The application development continued rapidly, and then stabilized, things looked good, deployments were happening to dev and test as expected. However, we felt we were not doing the right thing. But why? We couldn't really put it in words. Until, we wanted to deploy to Acceptance environment, which we thought would be un-eventful. Except that, whenever we modify our pipeline, such as, to build deployment stage for ACPT, we were modifying the code base. And that's when we confirmed our problem, we were violating principle of keeping code and configuration separate, ref https://12factor.net/config. This meant that whenever we have changes to our pipeline, we would have to build the code again, not what we wanted. The code smell was obvious.




Final Approach



By now, we had realized that Jenkinsfile should not really be co-located, but we still wanted developers to be able to build code, run various tests on it, check code quality, and potentially deploy to a dev-like environment themselves. It was a choice between giving more powers to developers versus following sane conventions and keeping production deployments in the hands of people more experienced with doing that.

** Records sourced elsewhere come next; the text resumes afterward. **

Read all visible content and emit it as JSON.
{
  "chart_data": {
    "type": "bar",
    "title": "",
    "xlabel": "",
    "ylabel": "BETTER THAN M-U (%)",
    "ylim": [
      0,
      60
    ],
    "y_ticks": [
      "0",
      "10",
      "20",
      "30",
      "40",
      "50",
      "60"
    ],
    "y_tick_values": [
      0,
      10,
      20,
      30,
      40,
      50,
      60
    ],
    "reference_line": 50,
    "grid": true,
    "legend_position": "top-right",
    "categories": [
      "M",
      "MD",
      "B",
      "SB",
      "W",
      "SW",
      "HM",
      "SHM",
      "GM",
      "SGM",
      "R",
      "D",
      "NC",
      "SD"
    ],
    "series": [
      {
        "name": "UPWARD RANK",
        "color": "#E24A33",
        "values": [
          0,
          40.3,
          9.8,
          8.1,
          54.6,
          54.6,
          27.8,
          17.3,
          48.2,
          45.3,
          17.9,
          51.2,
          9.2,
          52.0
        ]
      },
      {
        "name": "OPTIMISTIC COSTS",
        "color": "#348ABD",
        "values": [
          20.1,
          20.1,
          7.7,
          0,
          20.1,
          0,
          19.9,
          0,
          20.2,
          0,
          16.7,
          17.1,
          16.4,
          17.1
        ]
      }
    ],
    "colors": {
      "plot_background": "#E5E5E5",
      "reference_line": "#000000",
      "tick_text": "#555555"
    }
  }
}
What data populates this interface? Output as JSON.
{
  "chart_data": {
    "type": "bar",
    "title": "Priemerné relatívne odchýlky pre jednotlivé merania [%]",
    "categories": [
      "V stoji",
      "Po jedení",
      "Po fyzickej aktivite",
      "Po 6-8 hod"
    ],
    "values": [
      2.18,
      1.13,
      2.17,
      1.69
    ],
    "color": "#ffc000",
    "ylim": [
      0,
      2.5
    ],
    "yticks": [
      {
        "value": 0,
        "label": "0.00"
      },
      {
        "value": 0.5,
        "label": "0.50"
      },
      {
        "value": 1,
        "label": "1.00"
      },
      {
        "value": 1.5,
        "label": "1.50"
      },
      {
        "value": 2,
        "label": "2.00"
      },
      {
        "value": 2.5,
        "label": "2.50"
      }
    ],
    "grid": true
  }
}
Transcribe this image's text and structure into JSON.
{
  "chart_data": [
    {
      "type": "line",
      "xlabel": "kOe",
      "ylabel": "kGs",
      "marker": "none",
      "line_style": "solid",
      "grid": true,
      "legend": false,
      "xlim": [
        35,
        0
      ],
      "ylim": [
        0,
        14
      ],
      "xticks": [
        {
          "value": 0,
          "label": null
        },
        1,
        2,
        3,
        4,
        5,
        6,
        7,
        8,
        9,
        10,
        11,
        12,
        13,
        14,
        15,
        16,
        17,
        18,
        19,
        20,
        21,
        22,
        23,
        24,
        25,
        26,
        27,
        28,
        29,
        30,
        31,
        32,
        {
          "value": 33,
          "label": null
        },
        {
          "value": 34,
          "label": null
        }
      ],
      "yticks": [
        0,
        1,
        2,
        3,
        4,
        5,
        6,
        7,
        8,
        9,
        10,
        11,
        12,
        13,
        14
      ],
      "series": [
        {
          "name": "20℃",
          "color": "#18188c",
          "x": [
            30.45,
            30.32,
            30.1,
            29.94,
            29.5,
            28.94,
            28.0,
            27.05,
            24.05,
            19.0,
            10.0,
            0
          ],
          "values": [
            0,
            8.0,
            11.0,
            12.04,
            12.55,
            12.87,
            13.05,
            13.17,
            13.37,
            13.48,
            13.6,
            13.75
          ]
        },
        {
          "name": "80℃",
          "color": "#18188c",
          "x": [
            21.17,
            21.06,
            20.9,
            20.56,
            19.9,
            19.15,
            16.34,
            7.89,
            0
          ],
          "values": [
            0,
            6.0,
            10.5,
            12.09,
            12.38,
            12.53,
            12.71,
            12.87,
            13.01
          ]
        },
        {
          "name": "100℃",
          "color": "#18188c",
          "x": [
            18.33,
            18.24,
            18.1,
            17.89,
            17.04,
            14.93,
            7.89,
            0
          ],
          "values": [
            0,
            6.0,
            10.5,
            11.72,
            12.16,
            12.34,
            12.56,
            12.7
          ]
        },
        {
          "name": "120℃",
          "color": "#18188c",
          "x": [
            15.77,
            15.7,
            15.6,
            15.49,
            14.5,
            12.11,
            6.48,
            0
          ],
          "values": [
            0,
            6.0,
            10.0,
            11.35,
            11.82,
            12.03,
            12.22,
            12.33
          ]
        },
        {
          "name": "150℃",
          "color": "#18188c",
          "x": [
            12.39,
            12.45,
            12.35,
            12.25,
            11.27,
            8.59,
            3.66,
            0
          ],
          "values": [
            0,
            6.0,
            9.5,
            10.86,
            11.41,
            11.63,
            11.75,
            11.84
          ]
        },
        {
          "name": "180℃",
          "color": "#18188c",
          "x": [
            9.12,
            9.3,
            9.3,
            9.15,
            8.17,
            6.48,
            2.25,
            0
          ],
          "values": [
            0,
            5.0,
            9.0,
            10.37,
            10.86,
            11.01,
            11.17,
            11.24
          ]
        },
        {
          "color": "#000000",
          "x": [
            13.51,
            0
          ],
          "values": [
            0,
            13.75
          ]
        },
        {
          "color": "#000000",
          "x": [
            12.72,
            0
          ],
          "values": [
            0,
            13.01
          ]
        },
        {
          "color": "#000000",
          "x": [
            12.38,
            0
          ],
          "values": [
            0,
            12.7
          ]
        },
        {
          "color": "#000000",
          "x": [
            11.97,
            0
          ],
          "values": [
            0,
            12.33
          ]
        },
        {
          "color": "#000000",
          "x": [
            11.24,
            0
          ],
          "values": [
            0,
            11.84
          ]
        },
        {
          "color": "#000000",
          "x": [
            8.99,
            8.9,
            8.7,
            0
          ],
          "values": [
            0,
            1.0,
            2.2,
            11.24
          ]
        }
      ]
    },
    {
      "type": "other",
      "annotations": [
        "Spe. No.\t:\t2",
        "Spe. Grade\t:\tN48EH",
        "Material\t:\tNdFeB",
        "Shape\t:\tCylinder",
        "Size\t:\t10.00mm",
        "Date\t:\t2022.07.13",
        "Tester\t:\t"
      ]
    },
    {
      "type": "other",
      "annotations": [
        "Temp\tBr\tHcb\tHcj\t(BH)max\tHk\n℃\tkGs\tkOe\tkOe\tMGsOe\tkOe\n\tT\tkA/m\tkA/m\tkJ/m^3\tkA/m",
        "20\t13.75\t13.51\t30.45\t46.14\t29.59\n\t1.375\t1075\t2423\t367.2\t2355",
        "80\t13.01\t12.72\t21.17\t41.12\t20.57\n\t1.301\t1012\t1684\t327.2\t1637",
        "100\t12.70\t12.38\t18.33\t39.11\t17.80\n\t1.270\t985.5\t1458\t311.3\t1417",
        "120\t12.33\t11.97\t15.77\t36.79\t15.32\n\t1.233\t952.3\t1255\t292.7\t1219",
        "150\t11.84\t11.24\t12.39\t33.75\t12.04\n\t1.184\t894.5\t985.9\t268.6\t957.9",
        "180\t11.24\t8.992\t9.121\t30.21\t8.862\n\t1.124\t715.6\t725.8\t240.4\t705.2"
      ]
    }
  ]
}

We eventually decided to have two kinds of Jenkinsfiles:

A usual Jenkinsfile, called just that, that does a build and runs tests on it (and potentially deploys to dev in a future state), used on feature branches
This was configured on Jenkins to run multibranch as well, ensuring that we are able to run those tests for each feature branch (which is created per story),
This sends emails to developers and culprits upon failure


Developers have full control over it and they can change it as needed, eg when our developer was working on a story to fix code Qualityissues, she was running Sonar and Nexus IQ Scans on this, which we generally don't run on feature branches.
Another set of Jenkinsfile, that is kept separate from code, in a different repository, and is used to build AND deploy code, from master This is really our deployment pipeline, that builds, deploys, and performs the whole nine yards of activities needed for taking code to production
This ensures that our pipeline, which is a configuration, remains separate from our code, and can be built and modified, without impacting code base
This sees more changes, especially now, where we are doing this for first time, although it will eventually stabilize too This is a little more controlled - and modified usually by DevOps Engineer only. However, developers have permissions to modify it
Failures to this pipeline should trigger emails to entire team





We did consider having a single Jenkinsfile that builds off of master and feature branches, with different workflows for feature vs master branch. However, we chose not to go this route, given our inexperience with Jenksfile, this would probably make our Jenkinsfile more complex than what we want. We want our developers to be able to understand and modify Jenkinsfile, but we dont want to burden them with too much information, that they usually don't need to dig in.




Looking forward

I believe eventually, we will move to a single Jenkinsfile, which is kept separate than code-base and has different workflows for master, feature branches and release branches. This may happen after we, including developers and DevOps engineers, become more proficient with Jenkinsfile usage.

We don't have any workflows for Pull Requests and neither are we using shared libraries at the moment, but both of these are on our bucket list. We don't think either of them would impact where we keep our Jenkinsfiles.